Founder Circle Capital, a nine-year-old San Francisco-based investment firm that makes agreements with private, enterprise-backed companies to buy some of the stock options inherent to its founders and employees – so they can buy a house or simply breathe Can a little more easily – closed its latest fund with $ 355 million in capital commitments, taking the company’s total assets to about $ 1 billion.
Not surprisingly, organizations that have more competition than ever before – both by other secondary investment firms, aggressive organizations such as Tiger Global that regularly acquire secondary bets in companies, as well as special purpose acquisition companies that allow companies to Doing very fast and low. The need for early shareholders to withdraw cash through private sales – is also offering a new twist to their business.
Specifically, according to both co-founder and CEO Ken Lovelace and the organization’s lead people, Mark Dempster, Founders Circle is now offering so-called flexible capital to startups. We chatted late last week via Zoom with Lovelace and Dempster about the new fund and generally what they are looking for there. Excerpts from that chat, edited for length and clarity, follow.
TC: This is your third fund. How does this compare to your earlier funds?
KL: We have raised three main funds. This is our third, but we have raised 17 organizations [altogether], Which includes some co-investment vehicles and special purpose vehicles that invest in some of our companies.
TC: And now you’re changing your perspective a little bit. how so?
MD: [We’re now offering] Mix of primary and secondary [investment dollars] and we can [offer these] At any time and in any combination. In [investments] Must not be during a certain [distinct] Round of financing; We can join eight to 10 different investments [tied to the company].
TC: Do you have a debt partner, so you have more capital at your disposal if you need it?
KL: We have a strategic partnership with Silicon Valley Bank, so they are usually lenders to these individuals as they sort out their liquidity. In many cases, we provide an equity backstop.

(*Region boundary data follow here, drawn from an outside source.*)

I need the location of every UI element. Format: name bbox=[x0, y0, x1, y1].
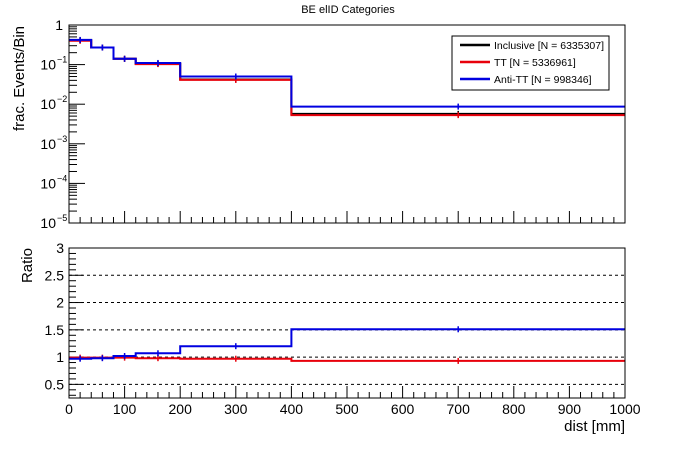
x-tick-labels: 0 100 200 300 400 500 600 700 800 900 1000 bbox=[65, 401, 641, 417]
top-y-tick-label: 10 bbox=[40, 136, 56, 152]
top-series-line-2 bbox=[69, 38, 625, 108]
x-tick-label: 300 bbox=[224, 401, 248, 417]
bottom-plot-frame bbox=[68, 247, 626, 399]
ratio-series-line-1 bbox=[69, 328, 625, 360]
y-axis-label-fraction: frac. Events/Bin bbox=[11, 26, 28, 131]
legend-item-tt: TT [N = 5336961] bbox=[460, 57, 576, 69]
top-y-tick-exponent: −1 bbox=[57, 55, 67, 65]
bottom-y-tick-label: 1.5 bbox=[45, 322, 65, 338]
ratio-series bbox=[69, 326, 625, 364]
x-tick-label: 0 bbox=[65, 401, 73, 417]
x-axis-label: dist [mm] bbox=[564, 418, 625, 435]
top-y-tick-label: 10 bbox=[40, 96, 56, 112]
top-y-tick-exponent: −2 bbox=[57, 94, 67, 104]
top-plot-frame bbox=[68, 24, 626, 224]
bottom-y-tick-labels: 0.5 1 1.5 2 2.5 3 bbox=[45, 240, 65, 392]
top-panel: BE elID Categories frac. Events/Bin 110−… bbox=[11, 4, 626, 231]
bottom-y-tick-label: 2.5 bbox=[45, 267, 65, 283]
top-y-tick-label: 10 bbox=[40, 215, 56, 231]
x-tick-label: 900 bbox=[558, 401, 582, 417]
legend: Inclusive [N = 6335307] TT [N = 5336961]… bbox=[451, 35, 610, 91]
top-y-tick-label: 10 bbox=[40, 175, 56, 191]
x-tick-label: 500 bbox=[335, 401, 359, 417]
top-y-tick-exponent: −3 bbox=[57, 134, 67, 144]
bottom-y-tick-label: 0.5 bbox=[45, 376, 65, 392]
legend-label-anti-tt: Anti-TT [N = 998346] bbox=[494, 74, 592, 86]
x-tick-label: 800 bbox=[502, 401, 526, 417]
chart-title: BE elID Categories bbox=[301, 4, 395, 16]
legend-label-inclusive: Inclusive [N = 6335307] bbox=[494, 40, 604, 52]
x-tick-label: 700 bbox=[447, 401, 471, 417]
x-tick-label: 1000 bbox=[609, 401, 640, 417]
x-tick-label: 100 bbox=[113, 401, 137, 417]
top-y-tick-labels: 110−110−210−310−410−5 bbox=[40, 17, 67, 231]
x-tick-label: 400 bbox=[280, 401, 304, 417]
legend-item-inclusive: Inclusive [N = 6335307] bbox=[460, 40, 604, 52]
legend-item-anti-tt: Anti-TT [N = 998346] bbox=[460, 74, 592, 86]
x-tick-label: 600 bbox=[391, 401, 415, 417]
x-tick-label: 200 bbox=[169, 401, 193, 417]
top-y-tick-label: 1 bbox=[55, 17, 63, 33]
top-y-tick-exponent: −5 bbox=[57, 213, 67, 223]
top-series bbox=[69, 36, 625, 119]
y-axis-label-ratio: Ratio bbox=[19, 248, 36, 283]
legend-label-tt: TT [N = 5336961] bbox=[494, 57, 576, 69]
top-axis-ticks bbox=[68, 24, 626, 224]
bottom-panel: Ratio 0.5 1 1.5 2 2.5 3 0 100 200 300 400 500 600 70… bbox=[19, 240, 641, 435]
bottom-y-tick-label: 1 bbox=[56, 349, 64, 365]
bottom-y-tick-label: 2 bbox=[56, 295, 64, 311]
bottom-axis-ticks bbox=[68, 247, 626, 398]
bottom-y-tick-label: 3 bbox=[56, 240, 64, 256]
top-y-tick-label: 10 bbox=[40, 57, 56, 73]
top-y-tick-exponent: −4 bbox=[57, 173, 67, 183]
ratio-series-line-0 bbox=[69, 356, 625, 362]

TC: How has your world changed now that people see a light at the end of the tunnel, with companies becoming publicly traded entities that were not visible in recent years? Do employees or founders share any of their shares more or less reluctantly in secondary transactions?

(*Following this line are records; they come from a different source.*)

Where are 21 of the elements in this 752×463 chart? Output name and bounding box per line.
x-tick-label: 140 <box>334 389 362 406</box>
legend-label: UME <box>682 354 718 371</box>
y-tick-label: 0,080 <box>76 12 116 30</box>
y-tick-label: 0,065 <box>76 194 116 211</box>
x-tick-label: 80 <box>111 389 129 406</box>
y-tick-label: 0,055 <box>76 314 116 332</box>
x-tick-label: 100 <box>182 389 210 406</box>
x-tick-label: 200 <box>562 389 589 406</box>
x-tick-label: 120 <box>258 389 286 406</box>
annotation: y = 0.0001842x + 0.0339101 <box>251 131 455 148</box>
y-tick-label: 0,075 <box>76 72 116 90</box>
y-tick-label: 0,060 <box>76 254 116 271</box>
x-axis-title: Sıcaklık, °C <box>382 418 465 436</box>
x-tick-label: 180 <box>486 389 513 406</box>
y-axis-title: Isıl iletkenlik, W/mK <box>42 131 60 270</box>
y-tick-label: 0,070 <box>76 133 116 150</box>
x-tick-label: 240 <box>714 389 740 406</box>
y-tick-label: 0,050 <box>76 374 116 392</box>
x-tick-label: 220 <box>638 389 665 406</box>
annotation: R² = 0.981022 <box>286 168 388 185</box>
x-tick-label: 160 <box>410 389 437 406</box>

KL: There has been no significant change. We had a portfolio company public at UiPath that was 16 years old and it would be a long list if you think about how many things changed in your life over that time period. We also had [stakes] In DoorDash and Poshmark, and if you’re in the middle of the time when they were founded and publicly traded, it was close to a decade for both. so [while there is some market receptivity for companies] It is actually two years old or three years old, the average is [time from launch to publicly traded company] Still more than 10 years on average.

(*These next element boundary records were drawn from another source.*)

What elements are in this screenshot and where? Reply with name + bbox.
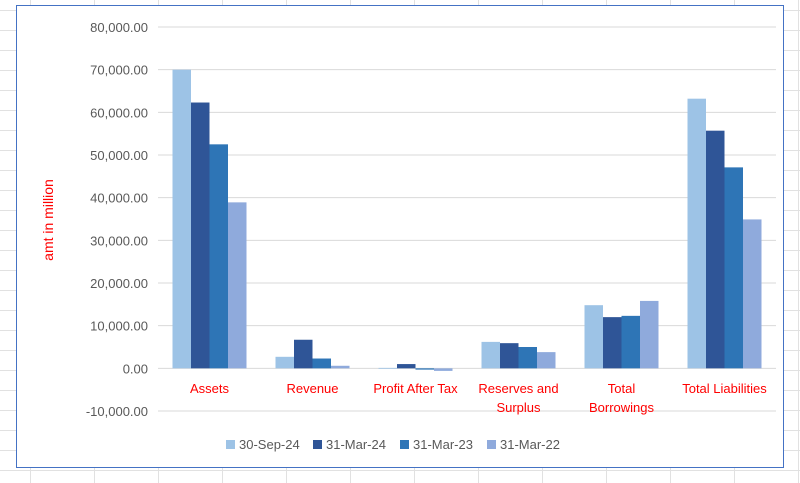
bar-31-Mar-22 <box>537 352 556 369</box>
bar-31-Mar-22 <box>743 219 762 369</box>
y-tick-label: 80,000.00 <box>90 20 148 35</box>
y-axis-title: amt in million <box>40 179 56 261</box>
bar-30-Sep-24 <box>481 341 500 369</box>
bar-31-Mar-24 <box>500 343 519 369</box>
bar-30-Sep-24 <box>378 367 397 369</box>
y-tick-label: 10,000.00 <box>90 319 148 334</box>
category-label: Borrowings <box>589 400 655 415</box>
y-tick-label: 70,000.00 <box>90 63 148 78</box>
bar-31-Mar-23 <box>209 144 228 369</box>
bar-30-Sep-24 <box>172 69 191 369</box>
category-label: Reserves and <box>478 381 558 396</box>
bar-31-Mar-23 <box>621 315 640 369</box>
bar-31-Mar-23 <box>724 167 743 369</box>
bar-31-Mar-22 <box>228 202 247 369</box>
bar-31-Mar-24 <box>191 102 210 369</box>
bar-30-Sep-24 <box>687 98 706 369</box>
legend-swatch <box>487 440 496 449</box>
category-label: Profit After Tax <box>373 381 458 396</box>
bar-31-Mar-23 <box>518 347 537 369</box>
bar-31-Mar-23 <box>312 358 331 369</box>
category-label: Assets <box>190 381 230 396</box>
legend-label: 31-Mar-22 <box>500 437 560 452</box>
legend-label: 31-Mar-24 <box>326 437 386 452</box>
legend-swatch <box>226 440 235 449</box>
bar-30-Sep-24 <box>275 356 294 369</box>
category-label: Revenue <box>286 381 338 396</box>
legend-label: 31-Mar-23 <box>413 437 473 452</box>
y-tick-label: 50,000.00 <box>90 148 148 163</box>
bar-31-Mar-22 <box>434 368 453 371</box>
y-tick-label: 40,000.00 <box>90 191 148 206</box>
bar-31-Mar-22 <box>640 300 659 369</box>
bar-31-Mar-24 <box>603 317 622 369</box>
legend-swatch <box>313 440 322 449</box>
bar-31-Mar-24 <box>706 130 725 369</box>
y-tick-label: 60,000.00 <box>90 105 148 120</box>
legend-label: 30-Sep-24 <box>239 437 300 452</box>
bar-31-Mar-24 <box>397 364 416 369</box>
legend-swatch <box>400 440 409 449</box>
bar-31-Mar-22 <box>331 365 350 369</box>
category-label: Surplus <box>496 400 541 415</box>
category-label: Total Liabilities <box>682 381 767 396</box>
category-label: Total <box>608 381 636 396</box>
y-tick-label: 30,000.00 <box>90 233 148 248</box>
bar-30-Sep-24 <box>584 305 603 369</box>
y-tick-label: 20,000.00 <box>90 276 148 291</box>
bar-31-Mar-23 <box>415 368 434 370</box>
y-tick-label: 0.00 <box>123 361 148 376</box>
bar-31-Mar-24 <box>294 339 313 369</box>
y-tick-label: -10,000.00 <box>86 404 148 419</box>
chart-area[interactable] <box>16 5 784 468</box>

TC: There is a competition to buy a lot of outfits for the same stocks, including Tiger Global, which are paying very high prices in many cases. Apart from competing with these companies, I am wondering if you ever sell your shares to them.
KL: We are generally a long-time investor only. We have not sold any secondary shares. We usually catch up through a public offering. We are really trying to focus on companies that can actually be sustainable, decades-old businesses. We obviously will not last long, but we hold on to the public markets.
TC: How long will you hold your shares?
KL: We are not bound [by anything] But what do we tell ourselves [investors] Is that we usually hold for the average of the public offering after one year [then distribute the shares to them].
TC: How, if at all, are you playing this SPAC event? Are you seeing opportunities to jump into those empty check companies before they merge with the brands you are tracking?
KL: We have not directly participated in SPAC, but some SPACs have merged with some of our portfolio companies, which we hope will give a boost to public business. So we have taken advantage [those exits] As a financing tool.
TC: You’ve been at it for almost a decade. How many companies have you supported and how many of them have exited?
MD: We have invested in 73 companies and have exited 31.
TC: I know that you invest at a later stage – have there been any closures due to unforeseen circumstances?
MD: We have closed zero company.
TC: And what about what you’re doing to pay? How has it changed in the past year?
KL: We have just analyzed it and if you adjust for growth, we have not seen a substantial increase in the pricing we paid where prices were pre-pandemic. We are paying the same dollar for a point of development as we were before [COVID-19 struck the U.S.].
TC: Why do you think that?
KL: Companies that have solid unit economics have become better at benchmarking their internal metrics, and investors have become better at understanding those more metrics. Continuity and underwriting by investors is getting better and better.